GokhanVarol 2013-07-05 03:20:28

Is it possible to produce sorted output with a serial hash join?

Example: A small table with 10 rows and a large table with a million rows. Small table is hashed to a few buckets. The large table is passed through it and prior to that the larger table was sorted. The output should still be sorted since data is fed sorted from large table passing through the hash buckets.

Why do we lose the sort order of the probe table on a serial hash?

Is there any way to force which input should be probe and which should be build for the hash join?

SQLkiwi 2013-07-06 01:06:37
Merged your two related questions.
SQLkiwi 2013-07-06 01:01:20
> Is it possible to produce sorted output with a serial hash join?

No (at least sorted output cannot be guaranteed).

Why do we lose the sort order of the probe table on a serial hash?

Because the hash might spill at execution time. The order of spilled partitions is not preserved, and the spill might invoke role reversal (swapping the build and probe inputs).

Is there any way to force which input should be probe and which should be build for the hash join?

The upper input is the build input and the lower input is the probe input, so it depends on the plan shape selected by the optimizer. The usual hints can force the shape to some extent, by spilling and role reversal might still occur.

In the context case, the hash join is not correlated so there is little benefit having it inside the APPLY (its hash table will be rebuilt on every iteration). Rewrite the query so the hash join is positioned outside the APPLY. The optimizer should naturally pick the temporary table as the build input, and a spill should be unlikely (and role reversal even less so given the relative sizes of the inputs).

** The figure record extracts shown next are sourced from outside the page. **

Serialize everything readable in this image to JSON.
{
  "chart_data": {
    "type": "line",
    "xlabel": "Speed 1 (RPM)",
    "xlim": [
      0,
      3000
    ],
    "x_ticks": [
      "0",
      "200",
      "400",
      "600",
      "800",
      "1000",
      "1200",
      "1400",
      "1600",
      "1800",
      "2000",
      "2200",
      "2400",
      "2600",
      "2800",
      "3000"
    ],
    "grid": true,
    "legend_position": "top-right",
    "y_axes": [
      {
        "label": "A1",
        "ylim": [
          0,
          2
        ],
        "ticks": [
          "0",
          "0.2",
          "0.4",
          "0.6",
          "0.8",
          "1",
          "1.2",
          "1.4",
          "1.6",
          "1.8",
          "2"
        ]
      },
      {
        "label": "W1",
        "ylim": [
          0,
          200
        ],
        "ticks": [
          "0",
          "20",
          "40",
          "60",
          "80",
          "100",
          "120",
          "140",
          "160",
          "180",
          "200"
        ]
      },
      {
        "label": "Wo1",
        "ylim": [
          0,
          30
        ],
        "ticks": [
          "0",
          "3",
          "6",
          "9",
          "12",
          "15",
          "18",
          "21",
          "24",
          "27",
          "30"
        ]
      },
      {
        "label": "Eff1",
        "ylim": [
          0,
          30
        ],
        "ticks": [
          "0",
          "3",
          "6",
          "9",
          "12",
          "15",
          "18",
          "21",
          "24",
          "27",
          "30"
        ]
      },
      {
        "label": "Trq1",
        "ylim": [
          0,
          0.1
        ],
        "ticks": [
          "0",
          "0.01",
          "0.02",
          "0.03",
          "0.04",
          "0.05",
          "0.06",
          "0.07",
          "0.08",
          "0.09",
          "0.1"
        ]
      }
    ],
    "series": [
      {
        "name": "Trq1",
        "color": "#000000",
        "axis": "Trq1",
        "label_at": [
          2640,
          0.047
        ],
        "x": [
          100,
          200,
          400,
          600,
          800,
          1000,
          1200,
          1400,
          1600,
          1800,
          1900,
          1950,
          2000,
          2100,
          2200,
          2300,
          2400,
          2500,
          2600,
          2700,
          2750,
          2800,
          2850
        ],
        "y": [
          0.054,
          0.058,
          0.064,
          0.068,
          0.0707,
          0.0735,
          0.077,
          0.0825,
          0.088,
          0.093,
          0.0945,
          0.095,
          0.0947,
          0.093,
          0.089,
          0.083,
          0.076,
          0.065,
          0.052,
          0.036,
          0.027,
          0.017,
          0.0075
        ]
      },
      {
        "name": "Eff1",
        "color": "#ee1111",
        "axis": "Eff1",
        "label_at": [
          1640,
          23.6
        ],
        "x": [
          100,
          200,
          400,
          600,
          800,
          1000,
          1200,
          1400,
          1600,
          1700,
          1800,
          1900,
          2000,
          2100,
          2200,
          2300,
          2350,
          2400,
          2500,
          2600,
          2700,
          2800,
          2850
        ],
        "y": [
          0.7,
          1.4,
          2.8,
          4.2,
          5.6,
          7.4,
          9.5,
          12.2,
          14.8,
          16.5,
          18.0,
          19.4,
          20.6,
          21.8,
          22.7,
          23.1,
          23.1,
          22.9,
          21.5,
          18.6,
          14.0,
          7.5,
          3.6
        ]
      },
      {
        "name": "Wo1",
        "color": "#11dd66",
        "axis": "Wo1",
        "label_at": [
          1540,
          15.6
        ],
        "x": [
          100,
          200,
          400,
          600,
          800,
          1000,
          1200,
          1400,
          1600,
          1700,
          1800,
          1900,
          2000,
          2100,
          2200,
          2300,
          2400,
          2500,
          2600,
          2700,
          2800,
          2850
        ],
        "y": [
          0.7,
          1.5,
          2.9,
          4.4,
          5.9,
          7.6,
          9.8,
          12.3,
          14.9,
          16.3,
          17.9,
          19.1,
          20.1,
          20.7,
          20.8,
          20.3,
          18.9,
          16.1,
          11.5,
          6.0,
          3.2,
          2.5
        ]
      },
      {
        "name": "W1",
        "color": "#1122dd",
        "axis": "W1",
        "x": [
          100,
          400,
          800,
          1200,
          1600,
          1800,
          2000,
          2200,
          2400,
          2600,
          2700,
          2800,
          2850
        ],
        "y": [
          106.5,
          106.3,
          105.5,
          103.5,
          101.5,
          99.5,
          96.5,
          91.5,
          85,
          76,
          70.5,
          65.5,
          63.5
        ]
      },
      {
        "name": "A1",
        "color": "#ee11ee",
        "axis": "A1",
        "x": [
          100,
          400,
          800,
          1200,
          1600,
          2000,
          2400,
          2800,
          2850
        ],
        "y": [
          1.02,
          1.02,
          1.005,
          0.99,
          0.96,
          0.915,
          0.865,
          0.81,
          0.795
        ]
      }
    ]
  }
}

GokhanVarol 2013-07-06 01:13:37
When I put the #Lender outside of apply it still chooses build on the large side and adds repartitioning (they are expansive aren't they?)

alt text

SQLkiwi 2013-07-06 02:15:54
Repartitioning that number of rows could be quite expensive yes. The other thing you could try is the right hash join inside the apply. The nested loop might be the best overall – it incurs a large number of logical I/Os, but no physical I/O.
GokhanVarol 2013-07-06 02:18:55
The original lookup table has extra columns (timestamp etc), that's why I created the most compact lookup table possible for seeks. I like the seek since in many cases there are 3-6 seeks (lookups) not only one, try to work them out with hash would be more difficult.
Thank you